When considering reform, one is immediately drawn to the legal uncertainty, the conflicting views of judges, and the wide judiciary discretion within AR law, exemplified within cases being ruled with the established principles and others using them as mere guidelines to consider. Undoubtedly, the need for legislation would acknowledge ‘limitations of judicial law making’, whilst allow further progress and suitable legislation for those small assets cases, who cannot access the court system. Necessary adaption of the law in contemporary society can only be achieved through legislative change and cannot be granted by judges ‘without trespassing beyond their legitimate function.’ Despite reform being considered in 1998 and 2012, based on the grounds of introduction of overarching guidelines, and addressing uncertainty in the law, these issues have largely been put on the back burner seemingly lacking in governmental priority, with issues of Brexit dominating. I believe that the HL has struck a balance between fairness regarding non-discrimination and protecting property interests, however the judiciary seems to have reached their boundaries. Furthermore, legislative intervention is necessary to help small money cases and to set example of correct precedent within the courts.

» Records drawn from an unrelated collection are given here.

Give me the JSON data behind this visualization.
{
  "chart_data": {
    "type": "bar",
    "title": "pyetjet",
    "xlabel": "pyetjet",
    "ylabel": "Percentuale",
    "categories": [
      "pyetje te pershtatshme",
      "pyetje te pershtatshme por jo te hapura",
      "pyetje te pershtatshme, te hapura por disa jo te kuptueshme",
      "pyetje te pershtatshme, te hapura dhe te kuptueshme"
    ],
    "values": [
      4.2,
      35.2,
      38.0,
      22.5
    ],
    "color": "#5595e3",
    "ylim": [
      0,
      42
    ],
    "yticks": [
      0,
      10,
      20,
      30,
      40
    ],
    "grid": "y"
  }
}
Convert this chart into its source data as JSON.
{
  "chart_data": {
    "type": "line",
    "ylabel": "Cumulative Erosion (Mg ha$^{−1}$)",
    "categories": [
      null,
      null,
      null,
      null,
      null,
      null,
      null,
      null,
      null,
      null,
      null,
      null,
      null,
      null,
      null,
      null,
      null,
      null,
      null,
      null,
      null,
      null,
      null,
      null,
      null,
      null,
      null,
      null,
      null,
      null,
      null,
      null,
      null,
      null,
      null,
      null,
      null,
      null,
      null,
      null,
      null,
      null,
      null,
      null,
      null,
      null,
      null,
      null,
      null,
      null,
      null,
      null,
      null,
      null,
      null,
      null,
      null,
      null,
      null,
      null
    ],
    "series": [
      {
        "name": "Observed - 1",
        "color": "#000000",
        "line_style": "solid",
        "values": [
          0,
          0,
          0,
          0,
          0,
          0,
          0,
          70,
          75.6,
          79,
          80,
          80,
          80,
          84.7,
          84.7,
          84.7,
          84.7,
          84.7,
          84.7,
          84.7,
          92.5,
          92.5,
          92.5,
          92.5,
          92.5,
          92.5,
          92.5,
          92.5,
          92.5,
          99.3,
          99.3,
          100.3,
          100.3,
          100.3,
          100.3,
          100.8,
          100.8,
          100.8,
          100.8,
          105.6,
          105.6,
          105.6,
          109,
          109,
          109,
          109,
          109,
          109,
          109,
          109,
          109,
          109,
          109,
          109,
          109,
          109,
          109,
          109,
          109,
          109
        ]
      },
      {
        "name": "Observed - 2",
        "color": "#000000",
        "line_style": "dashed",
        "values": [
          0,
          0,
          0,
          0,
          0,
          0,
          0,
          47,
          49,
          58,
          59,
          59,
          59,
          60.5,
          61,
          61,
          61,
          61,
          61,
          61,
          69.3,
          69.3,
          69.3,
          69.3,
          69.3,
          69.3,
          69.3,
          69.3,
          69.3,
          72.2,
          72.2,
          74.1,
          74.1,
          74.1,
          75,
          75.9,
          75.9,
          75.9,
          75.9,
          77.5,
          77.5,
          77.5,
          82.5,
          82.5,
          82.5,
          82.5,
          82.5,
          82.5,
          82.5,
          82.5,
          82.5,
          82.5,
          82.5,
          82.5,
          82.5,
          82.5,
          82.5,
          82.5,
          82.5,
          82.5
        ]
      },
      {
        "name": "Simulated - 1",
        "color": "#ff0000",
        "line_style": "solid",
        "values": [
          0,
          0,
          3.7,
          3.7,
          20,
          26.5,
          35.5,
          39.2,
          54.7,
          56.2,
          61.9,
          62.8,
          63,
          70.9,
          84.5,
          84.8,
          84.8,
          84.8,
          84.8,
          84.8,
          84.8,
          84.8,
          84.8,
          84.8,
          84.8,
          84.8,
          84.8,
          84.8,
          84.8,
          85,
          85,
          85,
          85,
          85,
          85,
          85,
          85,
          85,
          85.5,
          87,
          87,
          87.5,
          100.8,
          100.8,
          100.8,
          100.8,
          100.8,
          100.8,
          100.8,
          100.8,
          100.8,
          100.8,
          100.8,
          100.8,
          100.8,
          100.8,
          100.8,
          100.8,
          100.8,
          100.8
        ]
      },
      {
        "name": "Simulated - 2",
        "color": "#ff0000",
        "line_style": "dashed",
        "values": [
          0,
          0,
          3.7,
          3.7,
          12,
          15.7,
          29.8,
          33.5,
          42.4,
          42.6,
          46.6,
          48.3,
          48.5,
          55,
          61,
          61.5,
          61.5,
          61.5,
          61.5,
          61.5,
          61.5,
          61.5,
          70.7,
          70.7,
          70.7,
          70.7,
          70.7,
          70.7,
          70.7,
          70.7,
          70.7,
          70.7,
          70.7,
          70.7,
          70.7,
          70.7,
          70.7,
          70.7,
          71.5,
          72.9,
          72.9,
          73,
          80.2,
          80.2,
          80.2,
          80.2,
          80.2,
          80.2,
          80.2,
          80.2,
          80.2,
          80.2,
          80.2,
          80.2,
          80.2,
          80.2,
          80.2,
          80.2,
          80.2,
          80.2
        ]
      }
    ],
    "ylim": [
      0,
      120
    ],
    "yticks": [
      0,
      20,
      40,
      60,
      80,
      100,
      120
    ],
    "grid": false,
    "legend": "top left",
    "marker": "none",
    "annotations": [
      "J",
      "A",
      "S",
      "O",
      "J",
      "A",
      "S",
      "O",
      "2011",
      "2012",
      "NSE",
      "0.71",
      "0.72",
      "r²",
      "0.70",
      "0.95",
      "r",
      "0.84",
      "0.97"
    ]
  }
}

In conclusion, the AR law is clearly developing towards fairness, yet persistent uncertainties remain. Whilst the HL has raised the issues of non-discrimination and fairness as primary concerns, through the aforementioned cases, uncertainties in their aftermath leave a confusion in the area, which leads to resource-consuming litigation which sucks the life out of the very assets being fought for, often leaving unfair settlements. I believe the judiciary has reached their limits, signifying a need for legislative reform, yet the current situation unfolding within the United Kingdom, with regards Brexit, means legislative reform may not be priority.